Son enflasyon raporunda 2024 yıl sonu enflasyon tahmininin yüzde 36’dan yüzde 38’e çıkarılmasını değerlendiren ATSO Yönetim Kurulu Başkanı Ali Bahar:
“Merkez Bankası dedi ki; ‘enflasyonda gerileme benim öngördüğümden daha yavaş gerçekleşiyor. Çünkü hizmet sektöründe fiyatlar hala katı, iç talep hala canlı ve petrol fiyatları benim tahmin ettiğimin üzerinde. Ama şu anda yüzde 70’e yakın olan enflasyon 7 ay sonra yüzde 38’e inecek.’ Pek çok insan ve şirket, seçimlerden sonra dövizde bir sıçrama bekliyordu. Bu nedenle, seçimden önceki bir ayda yüklü miktarda döviz ve altın alanlar oldu. Fiyatlar daha da yükselecek diye talebin erkene çekildiği bir dönem geçirdik. Enflasyonla mücadeleyi bir kenara bırakın, enflasyonu kışkırtan bir politika ile üç yıl geçirdikten sonra, şimdi işler terse dönüyor. Dövizdeki yükselişin bittiğini görenler ellerindekini satmaya başladı. Hatta Sayın Hazine ve Maliye bakanımız Mehmet Şimşek, eğer piyasalardan döviz satın almazsak doların 20’li rakamlara 30’un altına gerileyeceğini dahi ifade etti. Nisan başından bu yana, Merkez Bankası hem döviz kuru düşmesin diye, hem rezervlerini artırmak için 41 milyar dolar alım yaptı. Döviz rezervleri yeniden artmaya başladı ve önümüzdeki aylarda bu süreç devam edecek” açıklamasında bulundu.
“GÜVEN İÇİN ÖNEMLİ BİR GÖSTERGE”
Yaz aylarında asgari ücret artışı yapılmamasının getireceği baz etkisiyle birlikte sıkı para politikasının etkilerinin hissedileceğini belirten Başkan Bahar, “Enflasyonda hızlı bir gerileme yaşayacağız.

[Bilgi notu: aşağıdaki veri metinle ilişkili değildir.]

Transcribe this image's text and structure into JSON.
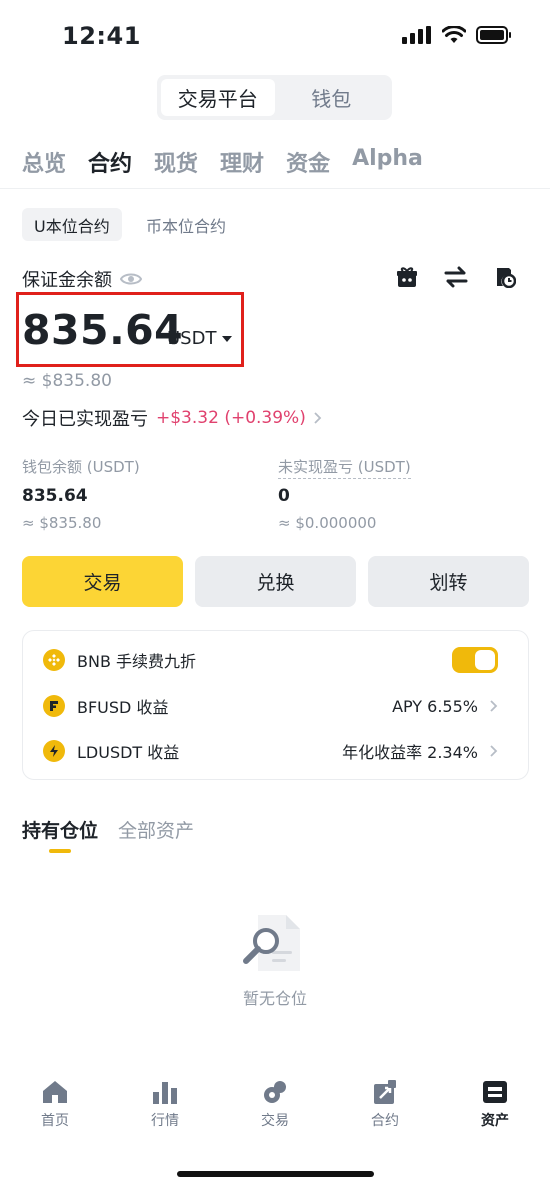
{
  "status_bar": {
    "time": "12:41"
  },
  "segment": {
    "active": "交易平台",
    "inactive": "钱包"
  },
  "top_tabs": [
    "总览",
    "合约",
    "现货",
    "理财",
    "资金",
    "Alpha"
  ],
  "active_top_tab": "合约",
  "sub_tabs": {
    "active": "U本位合约",
    "inactive": "币本位合约"
  },
  "margin": {
    "label": "保证金余额",
    "value": "835.64",
    "unit": "USDT",
    "approx": "≈ $835.80"
  },
  "pnl": {
    "label": "今日已实现盈亏",
    "value": "+$3.32 (+0.39%)",
    "color": "#e0416e"
  },
  "stats": {
    "wallet": {
      "label": "钱包余额 (USDT)",
      "value": "835.64",
      "approx": "≈ $835.80"
    },
    "unrealized": {
      "label": "未实现盈亏 (USDT)",
      "value": "0",
      "approx": "≈ $0.000000"
    }
  },
  "actions": {
    "trade": "交易",
    "convert": "兑换",
    "transfer": "划转"
  },
  "card": {
    "bnb": {
      "label": "BNB 手续费九折",
      "toggle_on": true
    },
    "bfusd": {
      "label": "BFUSD 收益",
      "value": "APY 6.55%"
    },
    "ldusdt": {
      "label": "LDUSDT 收益",
      "value": "年化收益率 2.34%"
    }
  },
  "positions": {
    "active_tab": "持有仓位",
    "other_tab": "全部资产",
    "empty_text": "暂无仓位"
  },
  "bottom_nav": {
    "home": "首页",
    "markets": "行情",
    "trade": "交易",
    "futures": "合约",
    "assets": "资产"
  },
  "colors": {
    "accent": "#fcd535",
    "brand": "#f0b90b",
    "highlight_box": "#e0201b"
  }
}
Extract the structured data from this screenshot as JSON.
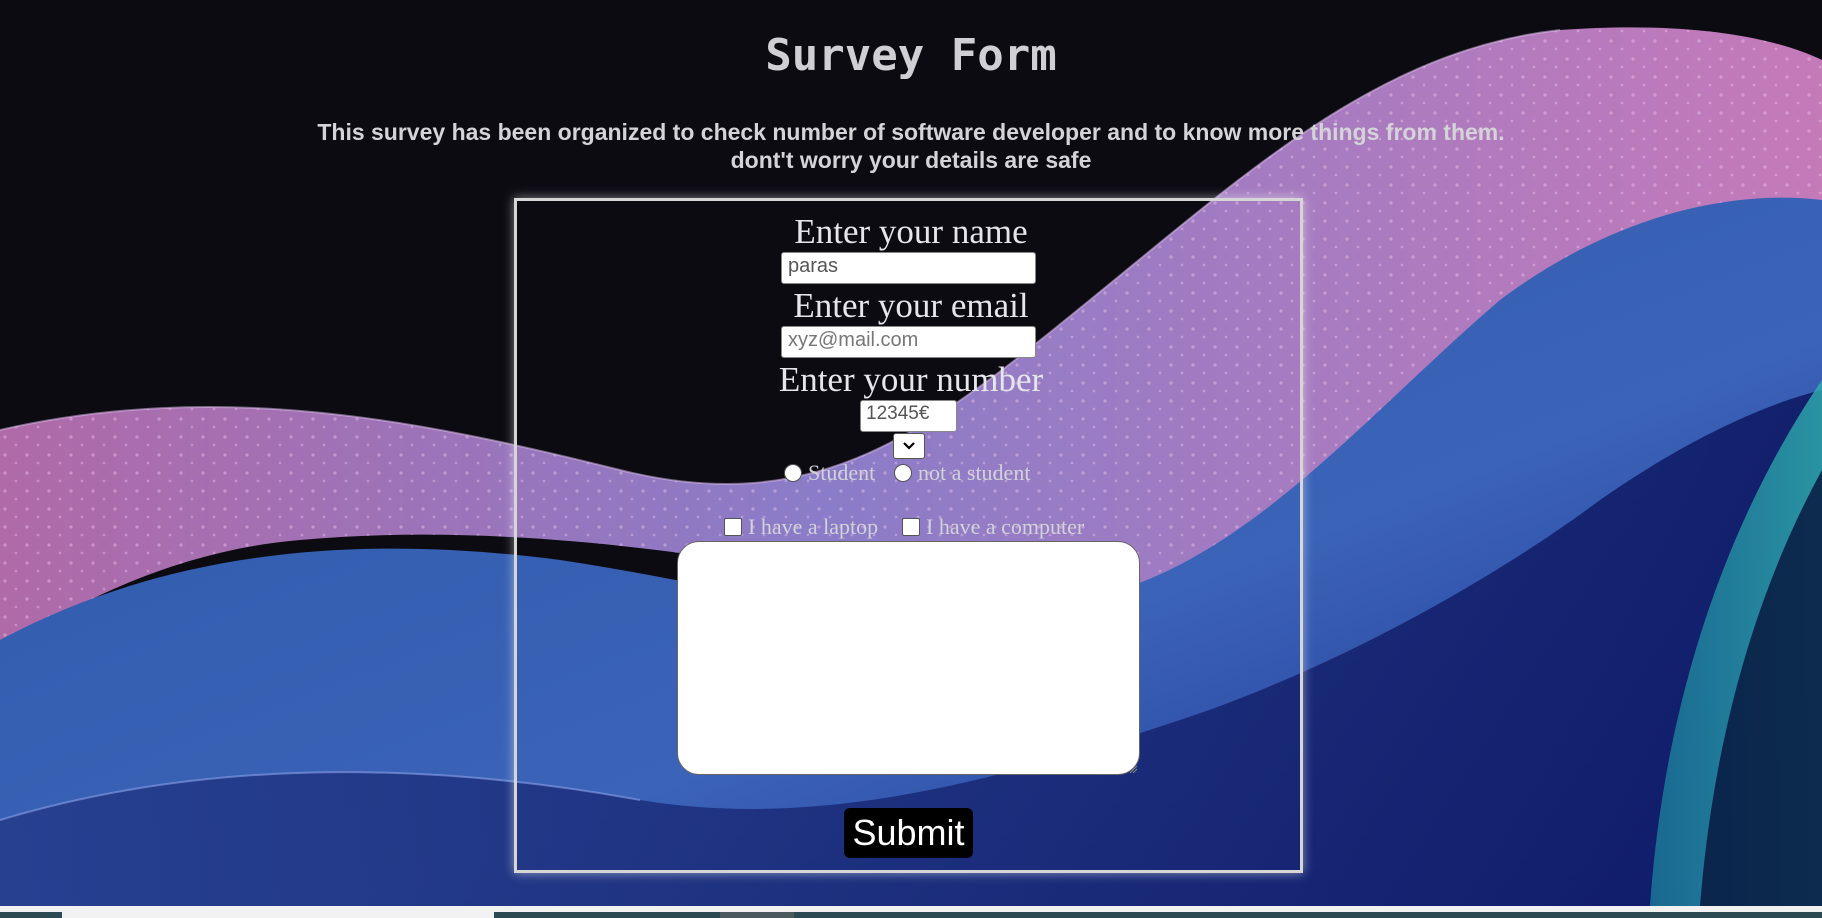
{
  "page": {
    "title": "Survey Form",
    "description_line1": "This survey has been organized to check number of software developer and to know more things from them.",
    "description_line2": "dont't worry your details are safe"
  },
  "form": {
    "name_label": "Enter your name",
    "name_value": "paras",
    "email_label": "Enter your email",
    "email_placeholder": "xyz@mail.com",
    "number_label": "Enter your number",
    "number_value": "12345€",
    "select_icon": "chevron-down-icon",
    "radio_options": [
      "Student",
      "not a student"
    ],
    "checkbox_options": [
      "I have a laptop",
      "I have a computer"
    ],
    "comments_value": "",
    "submit_label": "Submit"
  },
  "colors": {
    "background": "#0c0b12",
    "text": "#d4d4d8",
    "submit_bg": "#000000",
    "form_border": "#d6d6d6"
  }
}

Ama eksik yok mu, yanlış yok mu, elbette var. Bakın Cumhurbaşkanı Yardımcımız Cevdet Yılmaz Bey ve Maliye Bakanımız Mehmet Şimşek Bey, ‘bir yıldır kamu harcamalarında tasarruf çalışmalarının devam ettiğini’ söylediler. Sonunda bu tasarruf paketi bundan iki hafta önce açıklandı. Yalnızca merkezi yönetim bütçesinde değil, yerel yönetim bütçelerine yönelik tedbirler içeren program oldukça geniş kapsamlı ve Türkiye ekonomisine olan güvenin artması anlamında da çok önemli bir göstergedir” dedi.